The USPTO website may not be that helpful and, in my experience, might give a false sense of security when your search comes up empty. The search engine at the PTO site will search for character strings in a variety of fields, and while this is useful, it is possible to miss a compound if it has an unanticipated name or is represented in some other fashion.
A common thing to find in the chemical patent literature is the Markush claim. In this representation, a set of analogs are claimed from which a preferred embodiment may be taken. A Markush group is depicted by a formula with generic substituents and each generic substituent is subsequently defined as being comprised of particular groups in chemical taxonomy, e.g., hydrocarbyl groups. Here is a simple example of a Markush Group- “QR(4-n)Xn, where n= 0 to 4. Q is a tetravalent member of Group IV of the Periodic Table of the Elements; R is a hydrocarbyl group consisting of C1 to C12; and X is a member of Group VII of the periodic Table fo the Elements”.

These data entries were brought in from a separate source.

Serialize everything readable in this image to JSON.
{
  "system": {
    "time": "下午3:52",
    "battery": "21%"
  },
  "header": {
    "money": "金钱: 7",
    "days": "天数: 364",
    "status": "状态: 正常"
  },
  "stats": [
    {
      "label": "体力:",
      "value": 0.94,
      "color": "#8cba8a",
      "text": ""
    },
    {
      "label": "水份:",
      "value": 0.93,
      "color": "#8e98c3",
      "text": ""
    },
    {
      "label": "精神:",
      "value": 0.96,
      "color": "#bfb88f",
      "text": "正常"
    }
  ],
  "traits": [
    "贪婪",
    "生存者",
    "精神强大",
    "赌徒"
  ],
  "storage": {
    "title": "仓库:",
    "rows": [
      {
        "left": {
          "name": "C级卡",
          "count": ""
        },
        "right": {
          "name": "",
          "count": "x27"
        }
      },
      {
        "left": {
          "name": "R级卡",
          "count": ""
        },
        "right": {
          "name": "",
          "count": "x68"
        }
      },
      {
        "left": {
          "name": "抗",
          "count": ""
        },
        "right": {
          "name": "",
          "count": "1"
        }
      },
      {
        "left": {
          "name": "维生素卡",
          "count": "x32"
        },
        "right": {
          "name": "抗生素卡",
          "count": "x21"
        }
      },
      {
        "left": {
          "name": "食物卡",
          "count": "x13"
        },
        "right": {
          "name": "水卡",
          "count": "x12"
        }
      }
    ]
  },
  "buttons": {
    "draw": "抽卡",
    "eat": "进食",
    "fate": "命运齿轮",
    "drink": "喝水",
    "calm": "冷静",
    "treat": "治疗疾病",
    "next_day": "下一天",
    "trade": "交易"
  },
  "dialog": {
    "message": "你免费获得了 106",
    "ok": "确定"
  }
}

I’ve noticed that lawyers and USPTO people tend to use the patent classification system to sort the technology or the composition. Lawyers may also use specialists who have proprietary databases or some dark art known only to them. Unless a chemist has spent time with the PTO system of taxonomy, it may be a bit daunting and less than useful.
SciFinder collates patent data into patent family output and provides a very useful entry into the patent literature. Nevertheless, it is still a fairly blunt instrument and many patents may have to be viewed by hand. Perhaps someone can comment.
It would be great if SciFinder had a way of flagging any given compound for the presence of process claims and composition of matter claims. This would be extremely useful to those trying to verify that they are not in infringement.
A very useful tool for those seeking pdf downloads of patents can be found on pat2pdf.org. It takes the individual pdf pages from the PTO site and assembles them into a single pdf file. And it’s free.